Students are required to submit an approval of supervisory committee form detailing the composition of their supervisory committee to the Graduate Program Assistant. The form can be found here.

The Role of Supervisor and Your Role as Research Student

Your Supervisor is your mentor and should be available to meet with you to provide guidance. A senior supervisor should be consulted for advice in choosing course-work options, planning a sequence of tasks over an extended period, discussing training opportunities, and developing career-related plans.

The main role of your Supervisor is to help guide your research thinking. This will include providing a critical appraisal of your ideas so as to ensure your research is feasible and worth doing. Your Supervisor can also direct you to possible resources and give constructive comments on your written work.

The frequency of contact between student and Supervisor varies widely owning both to differences in the nature of activities and to individual differences in supervisory and student styles. At times this may require weekly individual or research group meetings, while at other times consultations may be less frequent. For these reasons it will be important for you to meet with your Supervisor early in your first term to review mutual expectations concerning frequency of contact, laboratory work, and the development of your research proposal. If you are not working alongside your Supervisor in a laboratory setting you should expect these discussions to be arranged by appointment within regular working hours on campus. Supervisors and students share an equal responsibility for keeping appointments and for fulfilling commitments arising from such meetings. Graduate Students have the right to meet with their senior supervisors at least once every 2 weeks.
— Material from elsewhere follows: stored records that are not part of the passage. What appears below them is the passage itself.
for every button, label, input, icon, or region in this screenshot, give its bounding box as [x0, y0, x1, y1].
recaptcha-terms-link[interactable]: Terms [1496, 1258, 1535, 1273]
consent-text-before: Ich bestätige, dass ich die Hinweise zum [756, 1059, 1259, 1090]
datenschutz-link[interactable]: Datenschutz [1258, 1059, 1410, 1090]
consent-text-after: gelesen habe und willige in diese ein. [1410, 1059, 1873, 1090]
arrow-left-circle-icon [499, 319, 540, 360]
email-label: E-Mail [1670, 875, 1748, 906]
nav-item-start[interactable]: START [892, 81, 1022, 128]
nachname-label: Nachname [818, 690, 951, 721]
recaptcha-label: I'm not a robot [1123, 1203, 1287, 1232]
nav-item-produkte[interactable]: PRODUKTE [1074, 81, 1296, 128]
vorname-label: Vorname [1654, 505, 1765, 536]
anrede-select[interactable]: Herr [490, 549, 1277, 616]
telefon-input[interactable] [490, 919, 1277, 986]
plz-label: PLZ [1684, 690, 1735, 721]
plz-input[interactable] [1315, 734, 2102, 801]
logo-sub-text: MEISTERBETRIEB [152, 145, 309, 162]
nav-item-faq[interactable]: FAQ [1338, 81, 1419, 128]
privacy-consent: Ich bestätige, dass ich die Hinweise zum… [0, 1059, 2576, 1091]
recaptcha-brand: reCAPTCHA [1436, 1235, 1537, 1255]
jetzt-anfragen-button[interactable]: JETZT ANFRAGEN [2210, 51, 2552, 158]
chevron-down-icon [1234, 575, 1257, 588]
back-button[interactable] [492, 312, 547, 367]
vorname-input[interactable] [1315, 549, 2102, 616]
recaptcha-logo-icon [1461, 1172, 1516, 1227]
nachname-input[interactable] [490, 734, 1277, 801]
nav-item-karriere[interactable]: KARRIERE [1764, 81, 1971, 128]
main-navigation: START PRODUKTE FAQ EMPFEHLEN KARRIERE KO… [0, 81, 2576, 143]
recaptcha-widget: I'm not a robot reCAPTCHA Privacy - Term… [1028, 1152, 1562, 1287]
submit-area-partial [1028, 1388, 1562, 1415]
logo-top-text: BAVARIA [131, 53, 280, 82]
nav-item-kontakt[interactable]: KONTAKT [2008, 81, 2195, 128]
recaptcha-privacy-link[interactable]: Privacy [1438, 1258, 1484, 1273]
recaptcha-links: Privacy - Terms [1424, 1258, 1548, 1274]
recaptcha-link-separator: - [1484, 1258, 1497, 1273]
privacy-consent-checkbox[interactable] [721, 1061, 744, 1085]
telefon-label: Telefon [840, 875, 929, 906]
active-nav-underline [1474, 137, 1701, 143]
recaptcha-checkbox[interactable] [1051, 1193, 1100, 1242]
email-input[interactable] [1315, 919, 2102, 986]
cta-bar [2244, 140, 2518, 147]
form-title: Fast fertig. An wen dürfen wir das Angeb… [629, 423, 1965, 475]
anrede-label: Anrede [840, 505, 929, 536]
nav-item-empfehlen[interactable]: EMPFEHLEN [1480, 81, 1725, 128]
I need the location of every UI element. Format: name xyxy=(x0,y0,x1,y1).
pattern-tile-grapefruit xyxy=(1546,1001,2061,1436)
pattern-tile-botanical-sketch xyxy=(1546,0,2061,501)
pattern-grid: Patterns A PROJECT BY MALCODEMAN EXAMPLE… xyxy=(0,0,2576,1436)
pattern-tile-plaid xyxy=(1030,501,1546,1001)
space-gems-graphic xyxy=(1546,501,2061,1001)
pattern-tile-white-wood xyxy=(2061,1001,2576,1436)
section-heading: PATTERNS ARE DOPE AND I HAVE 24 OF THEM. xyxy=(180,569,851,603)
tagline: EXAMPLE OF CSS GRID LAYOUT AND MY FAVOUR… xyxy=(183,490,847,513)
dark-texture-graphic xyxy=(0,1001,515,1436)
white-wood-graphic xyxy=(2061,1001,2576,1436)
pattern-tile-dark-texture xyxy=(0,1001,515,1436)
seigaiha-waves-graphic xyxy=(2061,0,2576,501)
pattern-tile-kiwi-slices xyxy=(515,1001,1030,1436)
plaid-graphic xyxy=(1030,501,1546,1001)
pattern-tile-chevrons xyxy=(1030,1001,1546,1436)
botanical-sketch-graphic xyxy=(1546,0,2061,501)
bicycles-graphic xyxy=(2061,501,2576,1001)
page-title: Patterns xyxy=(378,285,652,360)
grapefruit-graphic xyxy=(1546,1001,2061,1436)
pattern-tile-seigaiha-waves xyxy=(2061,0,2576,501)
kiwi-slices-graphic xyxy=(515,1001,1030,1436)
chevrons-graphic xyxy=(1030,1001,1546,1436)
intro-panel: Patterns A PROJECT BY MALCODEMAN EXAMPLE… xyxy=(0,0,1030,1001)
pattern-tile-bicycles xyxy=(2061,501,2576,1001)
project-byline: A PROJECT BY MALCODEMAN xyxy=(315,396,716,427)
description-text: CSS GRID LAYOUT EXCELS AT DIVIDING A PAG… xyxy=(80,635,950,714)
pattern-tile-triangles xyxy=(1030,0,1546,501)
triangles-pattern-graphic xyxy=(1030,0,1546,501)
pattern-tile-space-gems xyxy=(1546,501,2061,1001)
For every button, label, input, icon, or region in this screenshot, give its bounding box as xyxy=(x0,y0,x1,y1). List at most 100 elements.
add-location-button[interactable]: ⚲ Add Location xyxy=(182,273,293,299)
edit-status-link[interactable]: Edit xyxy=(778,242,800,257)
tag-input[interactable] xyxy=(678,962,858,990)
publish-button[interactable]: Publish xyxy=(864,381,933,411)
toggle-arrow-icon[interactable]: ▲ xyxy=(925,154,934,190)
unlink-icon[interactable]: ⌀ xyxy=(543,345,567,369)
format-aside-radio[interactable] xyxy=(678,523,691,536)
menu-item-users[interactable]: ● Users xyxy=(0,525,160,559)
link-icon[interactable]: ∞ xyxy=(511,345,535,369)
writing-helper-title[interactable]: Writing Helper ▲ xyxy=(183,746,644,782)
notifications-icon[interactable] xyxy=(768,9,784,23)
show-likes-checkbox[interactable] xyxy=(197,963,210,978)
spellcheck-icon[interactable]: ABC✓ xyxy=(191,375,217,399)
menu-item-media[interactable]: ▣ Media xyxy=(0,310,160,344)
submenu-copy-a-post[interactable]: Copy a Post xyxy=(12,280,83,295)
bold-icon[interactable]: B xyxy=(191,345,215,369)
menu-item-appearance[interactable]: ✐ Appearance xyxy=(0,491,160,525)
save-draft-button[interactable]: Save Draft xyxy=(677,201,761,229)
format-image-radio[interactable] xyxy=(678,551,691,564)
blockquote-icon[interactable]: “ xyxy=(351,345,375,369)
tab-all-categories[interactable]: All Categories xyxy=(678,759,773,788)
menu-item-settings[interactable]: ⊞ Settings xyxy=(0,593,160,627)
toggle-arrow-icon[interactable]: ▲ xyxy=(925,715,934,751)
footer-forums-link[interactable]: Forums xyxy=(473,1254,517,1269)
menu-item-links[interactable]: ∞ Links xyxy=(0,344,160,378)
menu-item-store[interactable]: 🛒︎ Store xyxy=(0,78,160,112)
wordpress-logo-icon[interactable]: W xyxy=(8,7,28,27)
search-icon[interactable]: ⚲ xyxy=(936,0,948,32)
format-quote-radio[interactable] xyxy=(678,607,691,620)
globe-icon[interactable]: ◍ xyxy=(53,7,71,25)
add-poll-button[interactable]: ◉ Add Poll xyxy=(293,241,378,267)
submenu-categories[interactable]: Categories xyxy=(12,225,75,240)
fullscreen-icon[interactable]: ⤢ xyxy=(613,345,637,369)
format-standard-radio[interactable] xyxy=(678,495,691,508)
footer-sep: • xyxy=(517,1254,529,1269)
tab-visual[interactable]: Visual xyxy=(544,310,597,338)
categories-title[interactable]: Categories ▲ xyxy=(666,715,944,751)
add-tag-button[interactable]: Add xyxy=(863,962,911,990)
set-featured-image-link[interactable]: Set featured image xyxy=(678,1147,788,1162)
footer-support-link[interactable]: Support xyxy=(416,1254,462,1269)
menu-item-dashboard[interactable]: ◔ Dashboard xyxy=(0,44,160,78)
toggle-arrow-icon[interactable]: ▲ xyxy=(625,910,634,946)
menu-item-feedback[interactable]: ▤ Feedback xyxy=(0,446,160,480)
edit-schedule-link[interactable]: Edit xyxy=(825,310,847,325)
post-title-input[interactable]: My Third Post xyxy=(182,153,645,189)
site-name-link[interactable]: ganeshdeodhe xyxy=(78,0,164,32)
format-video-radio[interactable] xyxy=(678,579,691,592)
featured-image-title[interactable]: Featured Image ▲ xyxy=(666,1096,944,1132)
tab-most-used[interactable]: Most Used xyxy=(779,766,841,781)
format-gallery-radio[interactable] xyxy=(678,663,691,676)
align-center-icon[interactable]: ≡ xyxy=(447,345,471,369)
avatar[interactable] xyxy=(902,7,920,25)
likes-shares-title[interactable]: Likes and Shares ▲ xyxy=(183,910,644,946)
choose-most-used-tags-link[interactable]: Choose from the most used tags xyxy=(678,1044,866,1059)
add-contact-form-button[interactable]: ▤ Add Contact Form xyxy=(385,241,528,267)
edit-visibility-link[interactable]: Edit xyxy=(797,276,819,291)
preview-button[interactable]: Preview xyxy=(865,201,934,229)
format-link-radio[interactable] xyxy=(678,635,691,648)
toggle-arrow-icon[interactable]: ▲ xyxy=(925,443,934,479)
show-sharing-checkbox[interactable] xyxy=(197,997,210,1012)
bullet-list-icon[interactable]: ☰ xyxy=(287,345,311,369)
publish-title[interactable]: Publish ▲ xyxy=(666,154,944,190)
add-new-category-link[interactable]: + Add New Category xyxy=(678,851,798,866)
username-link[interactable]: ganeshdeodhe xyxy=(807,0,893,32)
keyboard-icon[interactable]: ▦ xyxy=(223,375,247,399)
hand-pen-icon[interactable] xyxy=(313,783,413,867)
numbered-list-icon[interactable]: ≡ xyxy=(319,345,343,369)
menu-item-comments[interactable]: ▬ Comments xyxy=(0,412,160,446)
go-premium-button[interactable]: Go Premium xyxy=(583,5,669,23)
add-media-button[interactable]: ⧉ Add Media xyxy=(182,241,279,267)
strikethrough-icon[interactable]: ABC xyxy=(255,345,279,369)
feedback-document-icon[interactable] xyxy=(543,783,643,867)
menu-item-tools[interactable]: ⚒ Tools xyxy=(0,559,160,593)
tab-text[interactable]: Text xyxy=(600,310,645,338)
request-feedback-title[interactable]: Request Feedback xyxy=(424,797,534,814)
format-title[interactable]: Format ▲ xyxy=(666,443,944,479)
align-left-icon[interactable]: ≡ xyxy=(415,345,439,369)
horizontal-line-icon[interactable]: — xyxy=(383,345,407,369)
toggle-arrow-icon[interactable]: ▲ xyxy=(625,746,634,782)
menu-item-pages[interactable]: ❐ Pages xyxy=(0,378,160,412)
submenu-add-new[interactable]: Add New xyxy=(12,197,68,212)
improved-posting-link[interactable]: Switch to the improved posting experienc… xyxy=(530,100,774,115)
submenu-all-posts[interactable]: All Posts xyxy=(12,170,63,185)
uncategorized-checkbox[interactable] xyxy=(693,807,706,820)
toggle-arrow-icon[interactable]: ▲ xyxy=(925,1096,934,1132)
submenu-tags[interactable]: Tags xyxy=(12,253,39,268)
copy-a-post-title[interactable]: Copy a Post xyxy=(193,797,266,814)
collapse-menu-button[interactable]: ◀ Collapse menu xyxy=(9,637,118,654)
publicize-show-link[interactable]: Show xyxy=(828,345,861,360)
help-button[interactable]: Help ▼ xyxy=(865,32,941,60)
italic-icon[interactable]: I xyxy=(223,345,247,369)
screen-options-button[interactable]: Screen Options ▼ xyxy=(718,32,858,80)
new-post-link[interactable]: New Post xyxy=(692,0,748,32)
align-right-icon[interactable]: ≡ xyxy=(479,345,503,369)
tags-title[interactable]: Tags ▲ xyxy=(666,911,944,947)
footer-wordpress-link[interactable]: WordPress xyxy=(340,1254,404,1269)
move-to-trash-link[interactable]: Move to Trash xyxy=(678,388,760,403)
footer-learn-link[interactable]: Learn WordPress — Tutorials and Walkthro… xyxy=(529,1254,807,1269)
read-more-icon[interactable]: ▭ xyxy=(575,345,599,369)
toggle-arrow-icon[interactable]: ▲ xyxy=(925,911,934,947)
When you bring your Supervisor written work for review you should normally expect it to be attended to in a timely manner. There should be some general agreement as to when further discussions should proceed. Normally you should expect comments within two weeks. You should not ask your Supervisor to review major manuscripts on short notice unless this arrangement has been agreed to in advance. If your Supervisor is expecting major time demands from an off-campus commitment or will have a research term involving absences from campus, you have a right to be informed of these absences well in advance. It is up to you both to plan your consultations effectively. Your requests for letters of reference for scholarships, job applications, or to Internship settings should be made well in advance (one month is recommended) and should be supported by useful documentation of your work in the program as information to assist your referee. 

It is to your benefit to take advantage of every opportunity to participate in additional research projects being run by your Supervisor, other faculty members, or other graduate students. This is true even if some of the work is quite routine: you gain experience in collaboration, you may share some of the rewards by participating in presenting the results to the scientific community, and you may experience reciprocal benefits by receiving help from others on your own projects.

As part of your general education in psychology, you are expected to attend Departmental Colloquia as a means of maintaining familiarity with contemporary research that may fall outside the bounds of your own research area. Your Supervisory Committee may also require you to complete extra course work if it considers such experience desirable for the fullest development of your competencies.